The disappearance and presumed death of attorney Steven Cozzi has left many in the legal community with questions.

Now, we’re hearing from another attorney, Jake Pillsbury, who was working with Cozzi on the civil case that police believe may be connected to the alleged crime.

Mr. Pillsbury was Cozzi’s co-counsel. On the other side, a local doctor that had filed the lawsuit.

Police say that doctor, Tomasz Kosowski, killed Cozzi.

“You felt like you guys were about to win this case?” asked Saeidi.

“We were winning,” Pillsbury replied.

“He never came across as emotional one way or another,” Pillsbury said of Kosowski. “The way that he was on that call was pretty standard for him.”

On March 21, Cozzi and Pillsbury had a virtual court hearing. Their clients were being sued for negligence, by Dr. Kosowski. According to Pillsbury, the doctor blamed billing discrepancies for negative online reviews.

At 10:30 a.m., Pillsbury says he called into the hearing. The doctor was there but Steve was not.

“Steve not being there was really strange and then he wasn’t responding to my text messages, which was really strange,” Pillsbury recalled.

Largo police say Cozzi was dead, and his body was in a cart outside his office.

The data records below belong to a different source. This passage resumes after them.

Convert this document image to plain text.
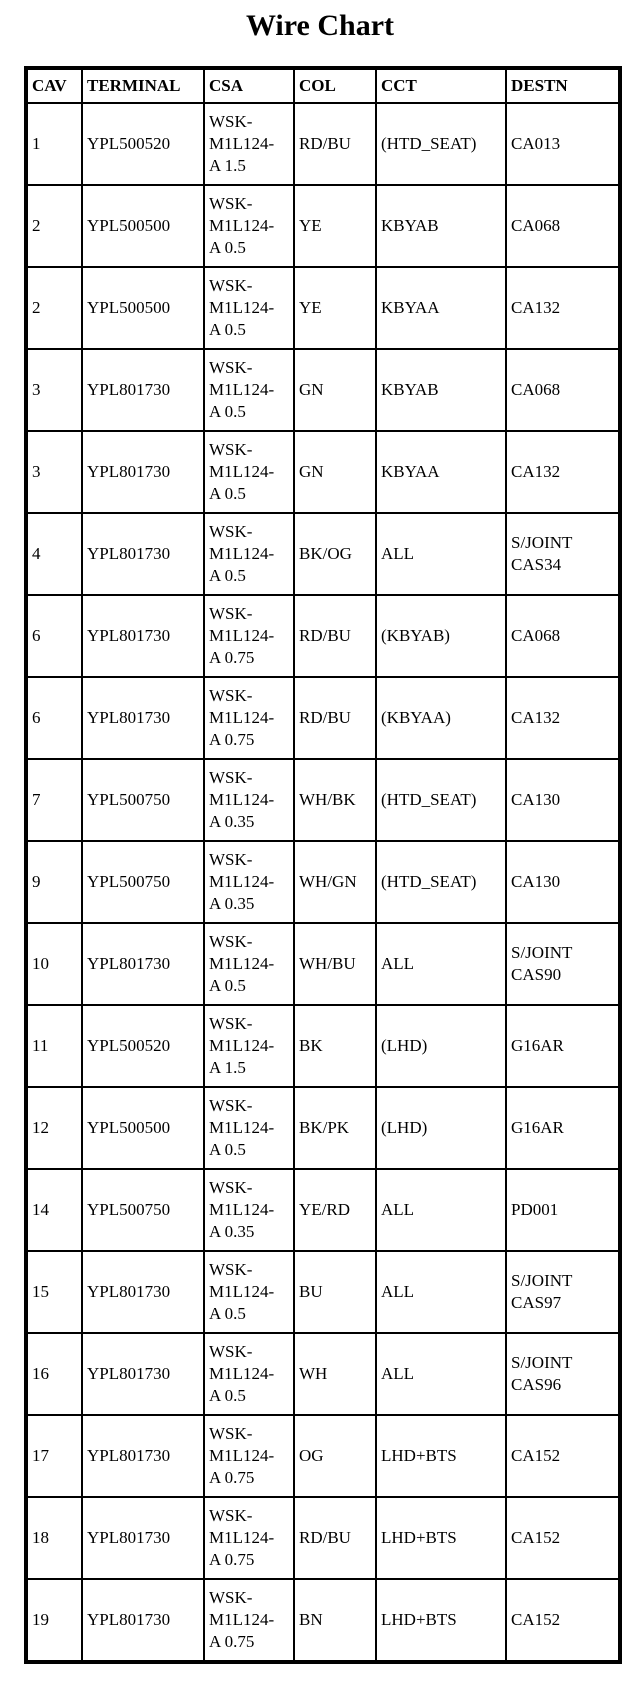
Wire Chart
CAV	TERMINAL	CSA	COL	CCT	DESTN
1	YPL500520	WSK-
M1L124-
A 1.5	RD/BU	(HTD_SEAT)	CA013

2	YPL500500	WSK-
M1L124-
A 0.5	YE	KBYAB	CA068

2	YPL500500	WSK-
M1L124-
A 0.5	YE	KBYAA	CA132

3	YPL801730	WSK-
M1L124-
A 0.5	GN	KBYAB	CA068

3	YPL801730	WSK-
M1L124-
A 0.5	GN	KBYAA	CA132

4	YPL801730	WSK-
M1L124-
A 0.5	BK/OG	ALL	S/JOINT
CAS34

6	YPL801730	WSK-
M1L124-
A 0.75	RD/BU	(KBYAB)	CA068

6	YPL801730	WSK-
M1L124-
A 0.75	RD/BU	(KBYAA)	CA132

7	YPL500750	WSK-
M1L124-
A 0.35	WH/BK	(HTD_SEAT)	CA130

9	YPL500750	WSK-
M1L124-
A 0.35	WH/GN	(HTD_SEAT)	CA130

10	YPL801730	WSK-
M1L124-
A 0.5	WH/BU	ALL	S/JOINT
CAS90

11	YPL500520	WSK-
M1L124-
A 1.5	BK	(LHD)	G16AR

12	YPL500500	WSK-
M1L124-
A 0.5	BK/PK	(LHD)	G16AR

14	YPL500750	WSK-
M1L124-
A 0.35	YE/RD	ALL	PD001

15	YPL801730	WSK-
M1L124-
A 0.5	BU	ALL	S/JOINT
CAS97

16	YPL801730	WSK-
M1L124-
A 0.5	WH	ALL	S/JOINT
CAS96

17	YPL801730	WSK-
M1L124-
A 0.75	OG	LHD+BTS	CA152

18	YPL801730	WSK-
M1L124-
A 0.75	RD/BU	LHD+BTS	CA152

19	YPL801730	WSK-
M1L124-
A 0.75	BN	LHD+BTS	CA152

Court documents allege the doctor murdered Cozzi in the restroom, then dialed into the hearing.

“As soon as the defendant disconnects .. video captures the subject at the crime scene beginning to move,” the documents said.

Soon after the call, police were on scene and a manhunt began to find the suspect. Pillsbury says he spoke with detectives, sharing his account.

“I knew it was him. I knew what happened,” he said, “I went straight home. I made sure my house was locked up. We bought a new security system.”

“I wouldn’t leave the house, I was really really scared. I didn’t sleep at night.”

Prosecutors are seeking the death penalty. The doctor’s attorney, Bjorn Brunvand, is urging patience.

“He’s presumed innocent despite the nature of the charges,” Brunvand said.

Tampa’s legal community honored Cozzi at a vigil, after his death. The case stunned colleagues.

“Steve was … accessible, I run a virtual office,” said Pillsbury, “I keep going over my head like how scary it probably was, how difficult it must’ve been for him just to process it all.”

“It haunts me thinking about what happened to him. Like I can’t deal with the actual idea of what happened to him.”

Equally haunting, the what-ifs. Two months earlier, the doctor was in Cozzi’s office, for a deposition. Pillsbury was on Zoom.

“Tom Kosowski was conducting a deposition of a witness with very little information,” he said, “It was just constant and this witness was becoming uncomfortable.”

“Steve felt so bad for her because she was getting beat up.”

Court documents state the depo became “verbally contentious.”

Then, the doctor allegedly confronted Cozzi in the restroom.

“When he approached him in the bathroom…I wish we could’ve, like….I wish we would’ve brought that to the court’s attention faster,” he said. “I am constantly dealing with a mixture of sadness, grief and guilt.”

To date, police have not found Cozzi’s body.

Those who had the privilege of meeting Cozzi will never forget him.

“He deserved so much better, he just deserved so much better,” said Pillsbury. “Everybody lost, the world is worse today.”